GRASS IS GOLD - A BIOGRAPHICAL HISTORY by Thelma Kay Miller
Published by Thriftbooks.com User , 20 years ago
The remarkable story of the settling and developing of the Palouse section of Whitman County, Washington. By itself this story is an exciting narrative history. But Thelma Kay Miller goes even further and includes the heart-warming account of her family's role in making this particular section of Washington one of the most productive and attractive areas in the United States. The events are factual and the people are real, many of whom are ancestors of present-day residents of Whitman county. Their origin, modes of travel and the inncorporation of the towns, together with an intricate pattern of agricultural development, is the framework against which the story unfolds.
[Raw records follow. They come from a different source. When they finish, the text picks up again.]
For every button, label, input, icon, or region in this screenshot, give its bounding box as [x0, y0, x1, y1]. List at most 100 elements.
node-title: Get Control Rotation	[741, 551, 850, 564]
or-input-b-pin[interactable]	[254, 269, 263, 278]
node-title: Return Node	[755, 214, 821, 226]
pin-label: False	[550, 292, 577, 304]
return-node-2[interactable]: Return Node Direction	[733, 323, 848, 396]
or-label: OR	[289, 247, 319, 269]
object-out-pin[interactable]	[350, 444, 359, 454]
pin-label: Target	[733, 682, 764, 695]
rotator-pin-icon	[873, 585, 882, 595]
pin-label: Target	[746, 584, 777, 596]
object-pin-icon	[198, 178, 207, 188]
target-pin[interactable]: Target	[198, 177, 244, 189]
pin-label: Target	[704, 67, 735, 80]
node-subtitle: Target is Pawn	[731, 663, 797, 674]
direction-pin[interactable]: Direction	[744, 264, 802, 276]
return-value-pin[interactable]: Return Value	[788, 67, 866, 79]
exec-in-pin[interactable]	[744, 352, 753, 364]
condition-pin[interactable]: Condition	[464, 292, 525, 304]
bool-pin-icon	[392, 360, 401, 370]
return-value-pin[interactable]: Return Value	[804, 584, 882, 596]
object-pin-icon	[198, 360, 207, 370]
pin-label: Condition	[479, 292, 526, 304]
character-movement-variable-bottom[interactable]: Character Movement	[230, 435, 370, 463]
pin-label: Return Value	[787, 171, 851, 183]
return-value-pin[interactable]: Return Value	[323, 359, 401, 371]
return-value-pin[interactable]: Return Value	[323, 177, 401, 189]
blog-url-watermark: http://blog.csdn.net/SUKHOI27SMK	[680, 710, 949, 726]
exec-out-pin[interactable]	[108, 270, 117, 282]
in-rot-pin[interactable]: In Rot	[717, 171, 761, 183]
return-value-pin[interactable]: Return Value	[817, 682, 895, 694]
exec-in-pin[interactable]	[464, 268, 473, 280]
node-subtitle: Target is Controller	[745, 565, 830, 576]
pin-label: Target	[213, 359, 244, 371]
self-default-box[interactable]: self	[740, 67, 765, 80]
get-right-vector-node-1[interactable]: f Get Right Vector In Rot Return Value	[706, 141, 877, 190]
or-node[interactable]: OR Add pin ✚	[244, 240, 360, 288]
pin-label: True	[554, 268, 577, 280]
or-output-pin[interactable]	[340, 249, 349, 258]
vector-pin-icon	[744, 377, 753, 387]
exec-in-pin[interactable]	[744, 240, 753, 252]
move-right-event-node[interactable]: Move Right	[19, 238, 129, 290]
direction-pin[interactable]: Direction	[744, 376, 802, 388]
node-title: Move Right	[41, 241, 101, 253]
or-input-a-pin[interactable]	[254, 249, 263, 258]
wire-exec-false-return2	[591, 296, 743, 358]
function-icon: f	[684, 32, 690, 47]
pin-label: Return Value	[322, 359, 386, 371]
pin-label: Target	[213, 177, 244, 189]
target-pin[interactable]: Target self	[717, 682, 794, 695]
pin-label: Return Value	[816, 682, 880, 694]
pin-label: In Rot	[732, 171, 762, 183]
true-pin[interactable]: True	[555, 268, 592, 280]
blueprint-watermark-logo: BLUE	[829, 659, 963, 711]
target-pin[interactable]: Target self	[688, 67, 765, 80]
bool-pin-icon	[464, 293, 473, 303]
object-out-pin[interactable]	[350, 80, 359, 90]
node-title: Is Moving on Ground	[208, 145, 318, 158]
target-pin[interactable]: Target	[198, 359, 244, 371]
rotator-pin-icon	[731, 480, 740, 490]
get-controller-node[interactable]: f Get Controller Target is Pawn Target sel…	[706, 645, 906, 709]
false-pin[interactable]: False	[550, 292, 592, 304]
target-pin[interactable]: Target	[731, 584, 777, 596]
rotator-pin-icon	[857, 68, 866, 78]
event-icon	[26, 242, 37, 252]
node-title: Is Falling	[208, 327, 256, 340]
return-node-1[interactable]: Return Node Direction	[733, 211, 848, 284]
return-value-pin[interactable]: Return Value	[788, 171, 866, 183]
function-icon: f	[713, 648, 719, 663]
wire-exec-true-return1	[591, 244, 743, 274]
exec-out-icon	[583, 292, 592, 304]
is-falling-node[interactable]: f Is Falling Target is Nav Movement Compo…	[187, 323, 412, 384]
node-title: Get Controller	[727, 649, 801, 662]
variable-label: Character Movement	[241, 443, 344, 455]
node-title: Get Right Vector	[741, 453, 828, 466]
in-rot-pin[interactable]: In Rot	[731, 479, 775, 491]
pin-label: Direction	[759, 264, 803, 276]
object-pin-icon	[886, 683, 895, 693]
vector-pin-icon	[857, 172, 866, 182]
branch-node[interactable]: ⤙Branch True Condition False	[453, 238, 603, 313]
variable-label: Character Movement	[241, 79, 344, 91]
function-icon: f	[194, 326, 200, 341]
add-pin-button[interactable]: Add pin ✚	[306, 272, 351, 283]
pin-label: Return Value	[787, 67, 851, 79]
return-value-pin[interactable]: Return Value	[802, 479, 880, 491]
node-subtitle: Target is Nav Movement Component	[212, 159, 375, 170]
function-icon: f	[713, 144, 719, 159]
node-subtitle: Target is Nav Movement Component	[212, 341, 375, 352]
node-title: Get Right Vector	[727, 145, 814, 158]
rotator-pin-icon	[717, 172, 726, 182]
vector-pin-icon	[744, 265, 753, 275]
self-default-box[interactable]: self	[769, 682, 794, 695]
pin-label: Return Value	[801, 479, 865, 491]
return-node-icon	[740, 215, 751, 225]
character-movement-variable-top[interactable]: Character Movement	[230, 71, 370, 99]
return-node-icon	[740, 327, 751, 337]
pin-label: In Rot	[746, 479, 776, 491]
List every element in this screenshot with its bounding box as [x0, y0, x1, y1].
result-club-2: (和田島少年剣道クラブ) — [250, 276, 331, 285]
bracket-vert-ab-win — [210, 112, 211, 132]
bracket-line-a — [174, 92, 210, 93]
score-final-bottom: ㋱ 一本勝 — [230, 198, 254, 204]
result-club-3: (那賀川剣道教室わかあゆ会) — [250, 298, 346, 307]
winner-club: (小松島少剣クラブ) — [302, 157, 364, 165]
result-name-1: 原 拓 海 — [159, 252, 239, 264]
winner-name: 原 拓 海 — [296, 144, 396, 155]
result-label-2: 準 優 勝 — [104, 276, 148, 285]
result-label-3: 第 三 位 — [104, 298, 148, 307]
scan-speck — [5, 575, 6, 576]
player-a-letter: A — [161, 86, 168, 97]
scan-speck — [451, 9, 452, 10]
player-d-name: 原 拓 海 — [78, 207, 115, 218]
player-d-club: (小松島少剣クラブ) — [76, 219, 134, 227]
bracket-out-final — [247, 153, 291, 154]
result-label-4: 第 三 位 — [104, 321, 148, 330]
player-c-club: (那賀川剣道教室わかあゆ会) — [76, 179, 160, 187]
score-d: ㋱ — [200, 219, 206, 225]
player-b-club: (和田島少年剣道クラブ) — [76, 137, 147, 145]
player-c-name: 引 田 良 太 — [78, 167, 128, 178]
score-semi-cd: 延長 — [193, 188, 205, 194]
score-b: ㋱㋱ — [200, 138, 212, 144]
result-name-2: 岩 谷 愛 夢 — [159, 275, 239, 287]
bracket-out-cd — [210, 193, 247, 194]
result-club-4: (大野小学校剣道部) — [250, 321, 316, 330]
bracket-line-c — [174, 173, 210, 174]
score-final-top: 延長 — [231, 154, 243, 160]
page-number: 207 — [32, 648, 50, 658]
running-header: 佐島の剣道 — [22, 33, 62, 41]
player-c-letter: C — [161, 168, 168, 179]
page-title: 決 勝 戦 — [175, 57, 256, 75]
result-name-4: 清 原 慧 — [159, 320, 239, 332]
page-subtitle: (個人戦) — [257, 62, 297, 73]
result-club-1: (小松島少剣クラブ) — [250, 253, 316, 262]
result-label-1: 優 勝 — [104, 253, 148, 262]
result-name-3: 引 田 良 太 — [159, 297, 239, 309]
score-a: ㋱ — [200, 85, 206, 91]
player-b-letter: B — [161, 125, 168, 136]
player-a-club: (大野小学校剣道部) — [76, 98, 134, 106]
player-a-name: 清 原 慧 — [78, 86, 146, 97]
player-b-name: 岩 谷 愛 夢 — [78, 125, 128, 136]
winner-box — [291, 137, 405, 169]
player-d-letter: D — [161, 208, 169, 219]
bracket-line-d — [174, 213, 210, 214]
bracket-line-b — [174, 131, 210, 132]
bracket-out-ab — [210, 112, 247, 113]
As the people who lived this story are real, their love for the land and one another is also real. The economic history of the Palouse is characterized by a change from a grassland and livestock production to one of the richest and most productive, commercially farmed wheatlands in the USA. The Palouse is a crescent shaped formation of 5,000,000 acres of loose, spongy, volcanic soil. Perhaps orginating from the once active volcanoes of the Cascades, the soil was wind and stream deposited to a depth of twenty-five feet over the lava flows in four soil series - Ritzille, Walla Walla, Athena and Palouse. The deep topsoil, moisture absorbent and free from gravel stone and clay, is rich in calcium and other soluble minerals due to the humus of the surface layers formed under semi-arid grasslands. These grasslands are still evident for eighty-two miles on the brakes of the Sanke River and the eyebrows on the northeast slopes, where they have not been plowed out. The large dunes have been reshaped into an intricate pattern of low rounded hills by the Palouse River and its tributaries, the Union Flat and Rebel Flat Creeks which, in turn are paralleled by the Sanke River, Little and Big Penawawa Creeks and the Latah. Wheat production has long been the lifeblook of the Palouse - and of these extensive wheatlands it can be truly said - "GRASS IS GOLD".